Les lycées professionnels en particulier témoignent de déficits en matière de ressources éducatives, de temps consacrés à l’éducation à la citoyenneté et aux médias. Consciente que les filières d’enseignement et le milieu social des élèves ont une incidence sur l’échelle d’approche de la citoyenneté, concourant de fait à une fracture numérique et sociale, la Finlande a inscrit les mêmes objectifs liés à l’éducation aux médias dans les qualifications professionnelles du secondaire supérieur.
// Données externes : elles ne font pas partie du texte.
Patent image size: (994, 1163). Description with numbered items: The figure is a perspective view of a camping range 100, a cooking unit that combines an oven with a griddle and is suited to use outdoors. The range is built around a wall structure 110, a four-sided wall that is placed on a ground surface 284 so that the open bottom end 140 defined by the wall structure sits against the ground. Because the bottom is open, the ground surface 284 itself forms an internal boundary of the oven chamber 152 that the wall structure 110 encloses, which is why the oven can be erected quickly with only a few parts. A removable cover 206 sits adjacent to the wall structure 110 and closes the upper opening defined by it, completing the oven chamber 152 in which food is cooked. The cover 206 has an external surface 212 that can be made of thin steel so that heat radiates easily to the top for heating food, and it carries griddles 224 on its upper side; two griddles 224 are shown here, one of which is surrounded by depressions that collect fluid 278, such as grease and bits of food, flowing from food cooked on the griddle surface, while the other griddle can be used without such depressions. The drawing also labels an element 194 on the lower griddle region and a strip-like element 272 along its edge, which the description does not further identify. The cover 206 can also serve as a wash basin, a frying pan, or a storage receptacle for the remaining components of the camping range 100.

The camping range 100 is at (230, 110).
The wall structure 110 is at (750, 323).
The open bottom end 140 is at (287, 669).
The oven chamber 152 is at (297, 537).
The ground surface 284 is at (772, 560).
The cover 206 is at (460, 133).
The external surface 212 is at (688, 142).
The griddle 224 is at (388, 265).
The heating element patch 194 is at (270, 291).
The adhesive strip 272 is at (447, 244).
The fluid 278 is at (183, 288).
Le ministère de l’Éducation et de la Culture a, en outre, alloué des moyens importants pour le développement et la diversification des environnements d’apprentissage et la formation des personnels. À l’automne 2020 a ainsi été lancé le New Literacies Programme, qui vise à renforcer les compétences numériques des jeunes, et, au printemps 2021, des compétences ciblées ont été identifiées. Les descriptions des compétences concernent aussi bien les curriculums de base pour la petite enfance, l’enseignement préélémentaire, primaire et secondaire. Le choix de la maitrise des outils numériques est également devenu un enjeu de valorisation des études secondaires supérieures, à travers des spécialisations et diplomations spécifiques de fin d’études.
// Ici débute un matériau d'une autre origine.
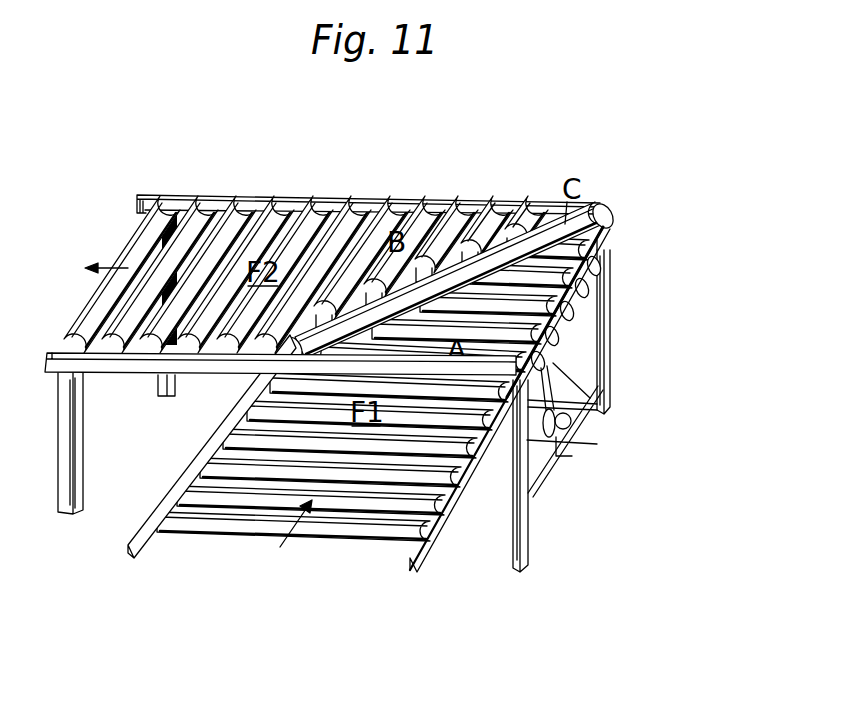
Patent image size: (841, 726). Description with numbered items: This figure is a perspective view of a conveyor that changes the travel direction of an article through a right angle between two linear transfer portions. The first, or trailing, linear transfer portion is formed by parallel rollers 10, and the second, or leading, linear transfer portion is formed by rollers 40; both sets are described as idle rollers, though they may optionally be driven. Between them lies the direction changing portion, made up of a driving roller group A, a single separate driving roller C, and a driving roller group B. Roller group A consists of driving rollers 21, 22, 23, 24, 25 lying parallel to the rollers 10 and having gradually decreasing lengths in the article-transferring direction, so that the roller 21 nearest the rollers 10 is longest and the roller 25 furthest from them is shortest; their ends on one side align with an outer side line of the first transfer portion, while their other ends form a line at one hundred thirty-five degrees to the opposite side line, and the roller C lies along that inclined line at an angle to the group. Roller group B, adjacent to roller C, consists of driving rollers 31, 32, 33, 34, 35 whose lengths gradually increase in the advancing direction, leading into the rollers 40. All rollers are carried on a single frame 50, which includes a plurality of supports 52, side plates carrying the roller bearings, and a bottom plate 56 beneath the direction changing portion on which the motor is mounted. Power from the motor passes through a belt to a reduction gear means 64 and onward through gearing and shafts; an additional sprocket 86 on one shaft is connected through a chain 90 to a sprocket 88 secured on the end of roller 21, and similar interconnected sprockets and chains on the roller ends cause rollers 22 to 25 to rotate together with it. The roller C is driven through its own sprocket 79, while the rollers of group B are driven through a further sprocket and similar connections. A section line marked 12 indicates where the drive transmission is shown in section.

The rollers 10 is at (208, 437).
The section line 12- 12 is at (614, 250).
The driving roller 21 is at (543, 360).
The driving roller 22 is at (558, 336).
The driving roller 23 is at (573, 312).
The driving roller 24 is at (588, 289).
The driving roller 25 is at (600, 266).
The driving roller 31 is at (543, 212).
The driving roller 32 is at (504, 212).
The driving roller 33 is at (469, 208).
The driving roller 34 is at (427, 206).
The driving roller 35 is at (406, 206).
The rollers 40 is at (242, 362).
The frame 50 is at (620, 249).
The supports 52 is at (78, 456).
The bottom plate 56 is at (562, 367).
The reduction gear means 64 is at (536, 488).
The sprocket 79 is at (615, 214).
The sprocket 86 is at (560, 458).
The sprocket 88 is at (560, 419).
The chain 90 is at (569, 432).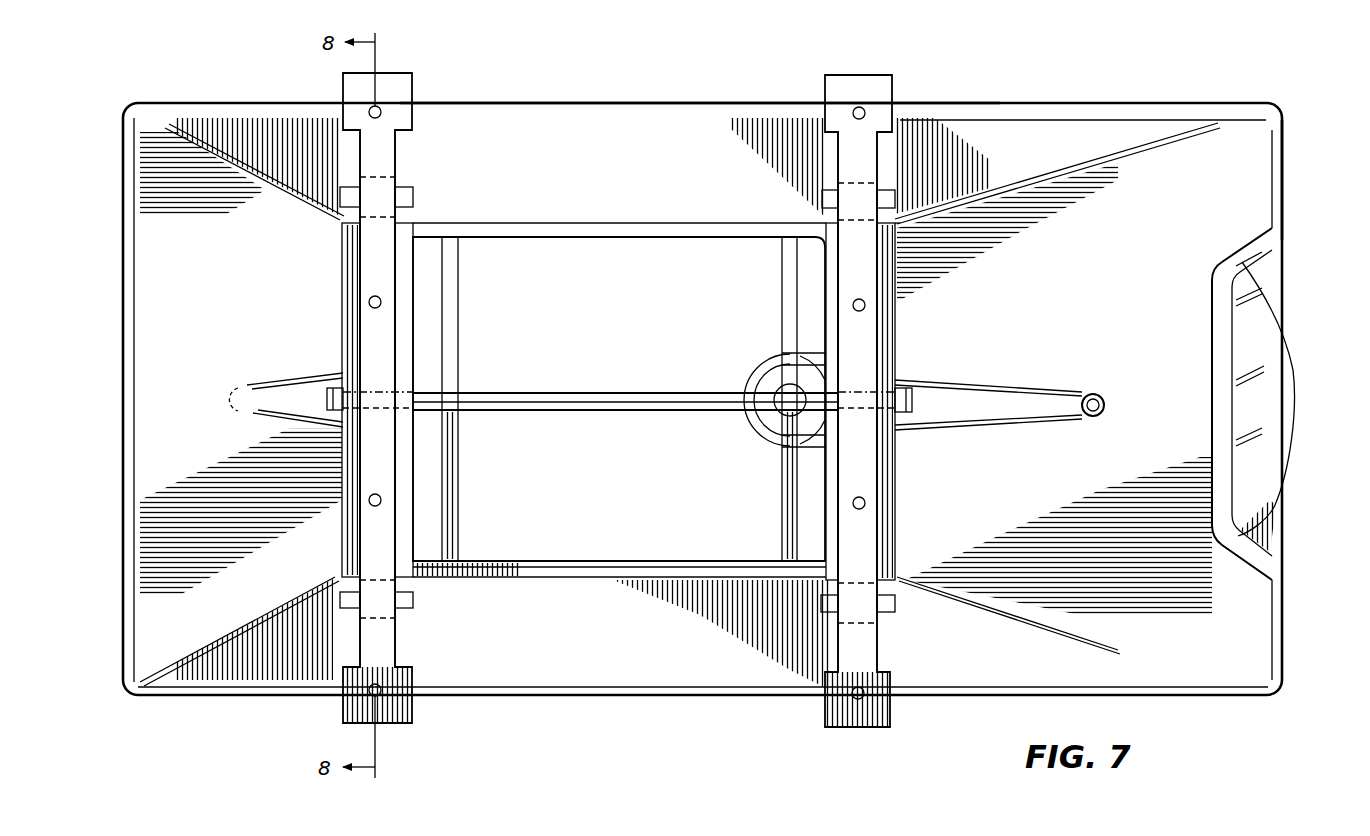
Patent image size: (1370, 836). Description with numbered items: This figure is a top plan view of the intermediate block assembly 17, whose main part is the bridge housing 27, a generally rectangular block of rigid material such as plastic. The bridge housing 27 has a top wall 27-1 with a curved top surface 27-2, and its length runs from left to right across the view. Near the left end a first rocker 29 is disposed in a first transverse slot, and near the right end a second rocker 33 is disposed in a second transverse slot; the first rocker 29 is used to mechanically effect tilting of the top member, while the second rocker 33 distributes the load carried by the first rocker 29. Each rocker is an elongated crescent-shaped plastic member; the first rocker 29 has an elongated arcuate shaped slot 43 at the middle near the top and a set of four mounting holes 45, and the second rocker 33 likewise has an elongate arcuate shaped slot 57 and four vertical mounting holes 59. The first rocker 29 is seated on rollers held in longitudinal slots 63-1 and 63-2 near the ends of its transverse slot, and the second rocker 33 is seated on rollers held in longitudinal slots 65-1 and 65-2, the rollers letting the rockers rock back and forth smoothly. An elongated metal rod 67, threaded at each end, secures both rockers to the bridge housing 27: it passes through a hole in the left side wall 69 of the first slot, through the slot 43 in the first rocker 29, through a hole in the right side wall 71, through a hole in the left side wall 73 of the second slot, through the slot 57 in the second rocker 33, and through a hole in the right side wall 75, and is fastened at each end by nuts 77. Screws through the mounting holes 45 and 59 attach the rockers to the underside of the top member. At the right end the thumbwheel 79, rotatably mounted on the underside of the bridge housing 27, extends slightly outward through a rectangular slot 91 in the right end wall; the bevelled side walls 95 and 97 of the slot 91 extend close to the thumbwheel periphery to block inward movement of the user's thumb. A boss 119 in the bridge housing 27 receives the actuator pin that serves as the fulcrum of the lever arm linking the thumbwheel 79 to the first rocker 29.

En complément, de nombreuses initiatives d’éducation aux médias ciblant les personnes au-delà de l’enseignement formel ont été encouragées par l’inscription de ces compétences dans le cadre de la formation tout au long de la vie, avec le soutien de tiers-lieux éducatifs, des bibliothèques, médiathèques, musées et autres services culturels publics. Les institutions culturelles développent ainsi de plus en plus des activités d’éducation aux médias pour tous, soutenues en cela pour partie par des subventions gouvernementales, signalant une alliance éducative forte entre les secteurs éducatif et culturel dans le domaine. Toutes les ressources sont gratuites, et la plupart d’entre elles sont disponibles en anglais.
Même si ce mouvement a été jugé encore insuffisant dans de récents rapports, le développement de l’accompagnement des jeunes et des adultes, aussi bien que des personnes âgées, identifiées comme une cible prioritaire, au-delà de l’éducation formelle est identifié comme un défi majeur de cohésion sociale et sociétal pour la société finlandaise.
Enfin, de nouvelles dimensions de l’éducation aux médias ont été intégrées par le ministère depuis 2019, visant à prendre en compte la montée et la sophistication de vérités alternatives prenant appui sur des ressorts à la fois cognitifs, émotionnels et rationnels. D’où le partenariat avec Faktabaari, un service de factchecking qui vise à apporter de l’exactitude aux débats de société et qui publie des factchecks pédagogiques et des blogs sur la mésinformation.
En partenariat avec le Finnish Public Service Media ou encore le New Media Finland, qui proposent des activités d’éducation aux médias pour aider les enfants et les jeunes à adopter un rapport critique et actif avec les médias et les sources d’informations numériques, le ministère soutient la production d’outils d’éducation aux médias pour faire face aux fake news – « infox » en français –, aux faits alternatifs et autres alter-récits, qui alimentent la désinformation, la mésinformation et la malinformation, offrant ainsi aux jeunes et aux professionnels qui ont la responsabilité de les former un large éventail d’outils. Il s’agit en effet aussi, avec ces outils, d’aider les enseignants à utiliser les médias en classe et de produire des outils d’éducation aux médias pour différents groupes d’âge.